The Pensions & Investments report centers on a major institutional-investor concern: SpaceX may be preparing to enter the public markets with one of the most powerful companies in the world, but with a governance structure that many long-term investors believe weakens ordinary shareholder rights from the beginning.
The issue is not whether SpaceX is an important company. It clearly is. The issue is whether pension funds, index investors, and public-market shareholders will be asked to buy into SpaceX while having little meaningful power over how the company is governed.
According to P&I, executives representing more than $1 trillion in pension fund assets had already written to SpaceX before the public filing, asking for a meeting over concerns tied to alleged governance terms described in leaked reports of a confidential SEC filing. Those concerns apparently were serious enough that major public pension representatives wanted direct engagement with the company before the IPO. But spokespeople for New York State pension funds and New York City said SpaceX had not responded.
That silence matters because pension funds are not short-term traders. They invest money on behalf of retirees, public employees, teachers, police officers, firefighters, and other long-term beneficiaries. Their concern is not only whether SpaceX can grow, but whether shareholders will have normal rights if something goes wrong. If public investors are given weak voting rights, limited accountability, or little influence over the board, then the stock may offer economic exposure without real ownership power.
SpaceX’s S-1 filing on May 20 made public the company’s intentions for an IPO later in the month on Nasdaq. That timing is also important because Nasdaq and other index providers have reportedly rewritten admission rules to bring mega-IPOs such as SpaceX and Anthropic into investor portfolios faster. This creates a second major red flag: institutions may not merely choose whether to buy SpaceX. Some may become forced buyers through passive equity funds and index-tracking strategies.
That is where the concern becomes systemic. If SpaceX is added quickly to major indexes, pension funds and passive funds may have to buy the stock even if their internal governance teams object. In other words, retirees could end up exposed to SpaceX not because a fiduciary actively concluded that the governance structure was acceptable, but because index rules pulled the stock into the portfolio automatically. This is a powerful example of how modern markets can transform a private company’s governance choices into a broad public-investor problem.
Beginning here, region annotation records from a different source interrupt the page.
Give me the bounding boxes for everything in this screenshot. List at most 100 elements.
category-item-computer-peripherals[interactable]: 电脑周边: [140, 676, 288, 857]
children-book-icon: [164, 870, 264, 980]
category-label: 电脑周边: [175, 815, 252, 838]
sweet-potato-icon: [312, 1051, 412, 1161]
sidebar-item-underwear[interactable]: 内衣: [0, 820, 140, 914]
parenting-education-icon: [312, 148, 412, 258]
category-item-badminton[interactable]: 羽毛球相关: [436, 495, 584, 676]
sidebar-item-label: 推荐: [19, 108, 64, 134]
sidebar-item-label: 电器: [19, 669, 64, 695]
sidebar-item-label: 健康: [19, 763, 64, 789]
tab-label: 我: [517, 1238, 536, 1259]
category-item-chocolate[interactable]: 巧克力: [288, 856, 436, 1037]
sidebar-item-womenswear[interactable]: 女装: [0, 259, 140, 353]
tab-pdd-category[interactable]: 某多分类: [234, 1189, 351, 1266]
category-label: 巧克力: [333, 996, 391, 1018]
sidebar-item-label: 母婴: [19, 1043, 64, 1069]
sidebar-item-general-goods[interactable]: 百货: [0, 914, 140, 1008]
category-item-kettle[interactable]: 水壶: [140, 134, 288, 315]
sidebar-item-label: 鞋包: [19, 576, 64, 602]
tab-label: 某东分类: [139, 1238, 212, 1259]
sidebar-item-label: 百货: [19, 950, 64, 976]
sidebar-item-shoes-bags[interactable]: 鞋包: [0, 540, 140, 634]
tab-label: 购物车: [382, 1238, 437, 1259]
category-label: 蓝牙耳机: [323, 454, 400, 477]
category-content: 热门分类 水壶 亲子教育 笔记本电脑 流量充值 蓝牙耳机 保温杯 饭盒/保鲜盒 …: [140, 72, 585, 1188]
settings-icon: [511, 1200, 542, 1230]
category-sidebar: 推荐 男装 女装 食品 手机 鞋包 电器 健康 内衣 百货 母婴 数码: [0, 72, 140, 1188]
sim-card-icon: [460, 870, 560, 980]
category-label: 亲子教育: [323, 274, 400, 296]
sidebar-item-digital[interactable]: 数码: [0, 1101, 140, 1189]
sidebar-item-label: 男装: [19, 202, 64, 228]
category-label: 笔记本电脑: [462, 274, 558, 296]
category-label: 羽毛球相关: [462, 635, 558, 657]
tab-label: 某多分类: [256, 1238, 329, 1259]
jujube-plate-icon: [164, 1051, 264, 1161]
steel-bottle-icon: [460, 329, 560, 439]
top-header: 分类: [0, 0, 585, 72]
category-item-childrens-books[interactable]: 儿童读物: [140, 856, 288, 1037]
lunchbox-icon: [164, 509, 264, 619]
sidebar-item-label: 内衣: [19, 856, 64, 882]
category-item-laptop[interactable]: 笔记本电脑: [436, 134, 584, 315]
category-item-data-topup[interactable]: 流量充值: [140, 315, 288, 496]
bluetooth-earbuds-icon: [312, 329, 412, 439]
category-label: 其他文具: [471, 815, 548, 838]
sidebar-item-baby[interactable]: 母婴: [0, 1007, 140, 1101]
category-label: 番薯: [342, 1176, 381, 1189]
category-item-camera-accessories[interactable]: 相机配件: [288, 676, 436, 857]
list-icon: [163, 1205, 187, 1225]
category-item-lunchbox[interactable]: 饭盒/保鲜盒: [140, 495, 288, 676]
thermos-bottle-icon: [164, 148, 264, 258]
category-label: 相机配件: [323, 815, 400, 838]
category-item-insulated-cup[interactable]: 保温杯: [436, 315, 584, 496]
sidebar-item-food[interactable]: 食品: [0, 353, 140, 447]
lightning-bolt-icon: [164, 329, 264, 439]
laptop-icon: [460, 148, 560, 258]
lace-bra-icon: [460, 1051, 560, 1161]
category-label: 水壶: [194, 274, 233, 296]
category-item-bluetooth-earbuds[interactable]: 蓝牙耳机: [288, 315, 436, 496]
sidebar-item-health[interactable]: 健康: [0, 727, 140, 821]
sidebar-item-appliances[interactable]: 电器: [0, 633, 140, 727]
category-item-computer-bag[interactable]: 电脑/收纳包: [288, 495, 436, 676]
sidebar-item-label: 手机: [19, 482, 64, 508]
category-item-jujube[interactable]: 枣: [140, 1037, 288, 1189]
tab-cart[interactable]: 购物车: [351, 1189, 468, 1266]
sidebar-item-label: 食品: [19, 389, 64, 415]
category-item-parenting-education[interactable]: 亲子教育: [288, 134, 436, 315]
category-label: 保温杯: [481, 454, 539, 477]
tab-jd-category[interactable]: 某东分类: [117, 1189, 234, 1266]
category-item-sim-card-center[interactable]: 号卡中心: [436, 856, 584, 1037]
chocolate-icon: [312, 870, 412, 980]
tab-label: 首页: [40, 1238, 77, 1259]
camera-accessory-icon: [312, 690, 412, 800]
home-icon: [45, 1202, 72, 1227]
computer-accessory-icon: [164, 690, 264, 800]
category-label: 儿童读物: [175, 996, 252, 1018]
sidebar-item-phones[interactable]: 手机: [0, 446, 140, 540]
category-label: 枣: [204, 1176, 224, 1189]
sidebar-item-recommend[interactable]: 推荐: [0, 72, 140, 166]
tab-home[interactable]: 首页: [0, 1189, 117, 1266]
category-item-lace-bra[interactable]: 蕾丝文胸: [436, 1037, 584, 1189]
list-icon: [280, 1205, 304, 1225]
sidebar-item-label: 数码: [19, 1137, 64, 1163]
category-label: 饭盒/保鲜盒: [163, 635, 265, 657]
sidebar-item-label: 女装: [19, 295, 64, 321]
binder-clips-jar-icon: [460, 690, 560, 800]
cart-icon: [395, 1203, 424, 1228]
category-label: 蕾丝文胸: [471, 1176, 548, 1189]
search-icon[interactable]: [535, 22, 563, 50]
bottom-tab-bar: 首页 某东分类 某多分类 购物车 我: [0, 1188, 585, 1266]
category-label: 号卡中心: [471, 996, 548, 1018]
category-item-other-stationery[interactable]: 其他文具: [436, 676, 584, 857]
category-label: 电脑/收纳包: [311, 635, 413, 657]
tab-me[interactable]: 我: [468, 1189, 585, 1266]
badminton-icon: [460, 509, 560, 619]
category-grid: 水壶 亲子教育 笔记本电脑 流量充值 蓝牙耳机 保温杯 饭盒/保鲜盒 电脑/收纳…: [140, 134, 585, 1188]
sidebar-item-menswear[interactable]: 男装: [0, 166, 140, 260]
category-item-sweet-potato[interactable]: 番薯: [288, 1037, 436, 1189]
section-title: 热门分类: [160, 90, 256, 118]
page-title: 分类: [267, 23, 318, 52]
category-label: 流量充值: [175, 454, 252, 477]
The report also highlights action from Denmark’s AkademikerPension, a $25 billion pension fund, which placed SpaceX on its exclusion list on June 1. The fund based that decision on both valuation concerns and worries about company management. CIO Anders Schelde’s statement was especially blunt: “if it were just about accountability, SpaceX would be excluded with a snap of the fingers due to the company’s disastrous governance.” That quote captures the institutional anxiety perfectly. The worry is not just price. It is structure, accountability, and the long-term ability of shareholders to discipline management.
Other U.S. pension funds told P&I they also had concerns about SpaceX’s governance, but they emphasized the difficult reality that they will likely still be forced buyers through passive equity funds. This is the contradiction at the center of the story. A fund may object to the company’s voting structure, worry about insider control, and question whether shareholders have adequate protections, yet still end up owning the stock because of index exposure.
P&I also reports that the Investor Coalition for Equal Votes and Railpen, a £34 billion U.K. pension fund, are examining SpaceX’s capital structure and voting rights. Caroline Escott of Railpen, who also chairs the Investor Coalition for Equal Votes, framed the issue as a long-term value problem. Her point is that voting rights are not a technical detail. They shape the discipline of the company. When accountability is diluted, management may have less pressure to allocate capital carefully, avoid conflicts, or listen to shareholders.
Over time, she argues, weak accountability can destroy value, and the people who suffer are not only investors, but the ordinary savers whose retirement capital supports these companies.
That is the broader theme: SpaceX may be a world-changing company, but the IPO debate is not just about rockets, satellites, or Mars. It is about whether the public market is becoming a place where investors supply capital while founders and insiders retain nearly all control. For pension funds, that is a dangerous precedent. A company can be innovative and still have poor governance. A company can be strategically important and still be overvalued. A company can be loved by the market and still expose long-term savers to structural risk.
This is where the SpaceX governance issue ties directly into long-term investing in gold and silver. SpaceX represents the modern paper-asset model: future promises, founder control, index-driven buying, complex filings, voting structures, and dependence on management execution.
Gold and silver sit on the opposite side of that equation. They have no CEO, no board, no dual-class shares, no super-voting insiders, no dilution, and no governance trap.
That does not mean gold and silver replace ownership in great companies. But they serve a different role. They are hard assets outside the corporate-control system. When public markets increasingly ask investors to trust insiders, index committees, valuation models, and governance structures they cannot control, gold and silver become a long-term anchor. The SpaceX IPO story is therefore not just about one company. It is a warning about the growing gap between owning an asset and actually having control over it. Physical gold and silver remain valuable precisely because they remove that layer of trust.